I decided to think today about whether perhaps I’m wrong to think that eating a plant-based diet for ethical reasons is correct. So I sought out the arguments from the other side to see for myself if I could be convinced that my position deserves reconsideration. I will summarize below what I found to be the best arguments.
The NY Times held a contest recently for people to make their best case for either veganism or meat-eating. In it one of the authors stated his case which I paraphrase here.
The reasons not to eat meat were all ethical. The ethical reasons of why NOT to eat meat are obvious: animals are raised and killed in cruel conditions; grain that could feed hungry people is fed to animals; the need for pasture fuels deforestation; and by eating meat, one is implicated in the killing of a sentient being.

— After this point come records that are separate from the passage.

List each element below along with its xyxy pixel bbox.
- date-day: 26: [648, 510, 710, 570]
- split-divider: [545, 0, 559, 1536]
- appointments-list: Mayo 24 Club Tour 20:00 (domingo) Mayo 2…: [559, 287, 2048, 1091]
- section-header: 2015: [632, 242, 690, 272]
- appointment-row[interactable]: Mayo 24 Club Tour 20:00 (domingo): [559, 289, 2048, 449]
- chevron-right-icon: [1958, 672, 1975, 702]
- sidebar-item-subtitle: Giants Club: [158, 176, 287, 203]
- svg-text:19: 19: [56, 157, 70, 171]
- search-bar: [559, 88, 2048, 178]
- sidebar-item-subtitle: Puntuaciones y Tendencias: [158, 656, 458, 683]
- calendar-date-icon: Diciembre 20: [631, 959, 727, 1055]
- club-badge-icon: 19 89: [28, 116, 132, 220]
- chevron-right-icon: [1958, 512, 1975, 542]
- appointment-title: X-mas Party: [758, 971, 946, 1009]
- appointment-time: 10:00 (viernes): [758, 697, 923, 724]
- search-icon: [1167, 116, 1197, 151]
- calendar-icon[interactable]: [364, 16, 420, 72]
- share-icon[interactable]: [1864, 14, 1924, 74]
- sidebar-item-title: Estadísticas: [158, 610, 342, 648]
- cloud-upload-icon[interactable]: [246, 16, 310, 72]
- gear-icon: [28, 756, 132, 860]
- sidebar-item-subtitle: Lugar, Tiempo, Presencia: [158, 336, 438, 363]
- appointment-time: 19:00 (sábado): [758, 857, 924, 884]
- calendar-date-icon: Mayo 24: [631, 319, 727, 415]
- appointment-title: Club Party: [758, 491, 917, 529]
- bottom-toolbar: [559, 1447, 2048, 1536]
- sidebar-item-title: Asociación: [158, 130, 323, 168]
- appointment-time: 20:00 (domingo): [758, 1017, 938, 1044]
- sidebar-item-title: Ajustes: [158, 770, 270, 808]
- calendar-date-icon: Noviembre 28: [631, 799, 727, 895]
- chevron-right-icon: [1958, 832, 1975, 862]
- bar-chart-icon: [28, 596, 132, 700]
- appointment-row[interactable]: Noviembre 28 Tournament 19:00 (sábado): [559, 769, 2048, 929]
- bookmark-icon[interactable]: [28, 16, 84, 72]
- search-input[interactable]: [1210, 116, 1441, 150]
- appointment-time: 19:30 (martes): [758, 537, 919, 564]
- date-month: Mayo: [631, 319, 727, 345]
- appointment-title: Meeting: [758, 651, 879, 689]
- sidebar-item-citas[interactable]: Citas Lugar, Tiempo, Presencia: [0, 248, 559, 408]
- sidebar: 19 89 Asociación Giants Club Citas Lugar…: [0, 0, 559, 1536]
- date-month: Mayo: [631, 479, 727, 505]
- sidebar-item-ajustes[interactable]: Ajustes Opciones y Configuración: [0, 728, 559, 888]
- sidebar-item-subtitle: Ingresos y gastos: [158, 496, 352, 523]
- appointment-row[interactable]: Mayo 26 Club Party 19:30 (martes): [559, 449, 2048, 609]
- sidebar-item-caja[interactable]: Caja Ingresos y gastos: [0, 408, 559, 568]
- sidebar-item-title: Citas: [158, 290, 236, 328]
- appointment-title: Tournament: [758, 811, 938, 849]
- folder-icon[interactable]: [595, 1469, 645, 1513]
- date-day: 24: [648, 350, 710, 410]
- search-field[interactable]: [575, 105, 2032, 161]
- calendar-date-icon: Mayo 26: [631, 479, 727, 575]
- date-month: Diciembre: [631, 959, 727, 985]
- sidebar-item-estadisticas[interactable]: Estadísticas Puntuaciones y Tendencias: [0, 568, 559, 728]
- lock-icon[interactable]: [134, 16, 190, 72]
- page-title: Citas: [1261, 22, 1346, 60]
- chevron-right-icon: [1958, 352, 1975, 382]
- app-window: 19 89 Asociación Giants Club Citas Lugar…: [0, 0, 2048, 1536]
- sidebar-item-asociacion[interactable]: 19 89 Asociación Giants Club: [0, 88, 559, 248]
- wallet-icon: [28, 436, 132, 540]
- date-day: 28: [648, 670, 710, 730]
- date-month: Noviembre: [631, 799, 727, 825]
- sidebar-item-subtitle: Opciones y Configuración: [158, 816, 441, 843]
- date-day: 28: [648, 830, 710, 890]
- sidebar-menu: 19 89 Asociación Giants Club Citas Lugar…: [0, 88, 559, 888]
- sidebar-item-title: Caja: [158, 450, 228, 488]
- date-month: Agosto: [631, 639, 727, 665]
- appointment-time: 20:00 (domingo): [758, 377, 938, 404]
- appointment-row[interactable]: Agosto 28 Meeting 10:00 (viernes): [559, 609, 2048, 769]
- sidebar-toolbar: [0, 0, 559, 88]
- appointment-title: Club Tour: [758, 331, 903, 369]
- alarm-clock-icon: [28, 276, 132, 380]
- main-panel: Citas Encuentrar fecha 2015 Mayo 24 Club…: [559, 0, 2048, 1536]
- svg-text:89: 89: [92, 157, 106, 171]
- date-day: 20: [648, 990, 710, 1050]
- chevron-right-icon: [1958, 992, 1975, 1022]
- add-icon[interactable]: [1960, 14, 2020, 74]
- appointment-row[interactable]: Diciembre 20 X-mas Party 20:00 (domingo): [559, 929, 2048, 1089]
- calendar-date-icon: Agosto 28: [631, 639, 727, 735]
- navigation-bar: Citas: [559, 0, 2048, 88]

The best this author could muster is that eating meat raised in some specific circumstances is ethical just as eating vegetables raised in some circumstances is unethical.
Aldo Leopold’s summarizes his land ethic: “A thing is right when it tends to preserve the integrity, stability and beauty of the biotic community. It is wrong when it tends otherwise.” This argument boils down to the concept that eating a cow that is raised on grassy plains and contributes to his surroundings in a natural way and is slaughtered in a natural way could be more ethical than dedicating land to raising soybeans then packaging them and using fossil fuels to ship them to the store.
The argument is that probably 99.9% of current meat-eating is unethical that meat-eating isn’t inherently unethical. That our ancestors roaming the plains with rocks and eating meat to survive by killing animals with their own hands wasn’t unethical. It’s an interesting argument and one that I could see myself largely agreeing with if it wasn’t so obviously missing the point that it is precisely the 99.9% of unethical meat-production that the literature on ethical treatment of animals is focused on. It’s hard to even get to whether it’s ethical to slaughter a sentient being to eat when it’s so unnecessary to do so.
In fact the issue we’re really talking about in the modern world isn’t whether it’s ethical to slaughter an animal — it’s whether it’s ethical to bring an animal into the world for the sole and express purpose of slaughtering it and intentionally mistreating that animal for the entirety of its miserable life.
Personally I think the answer to that question is clear.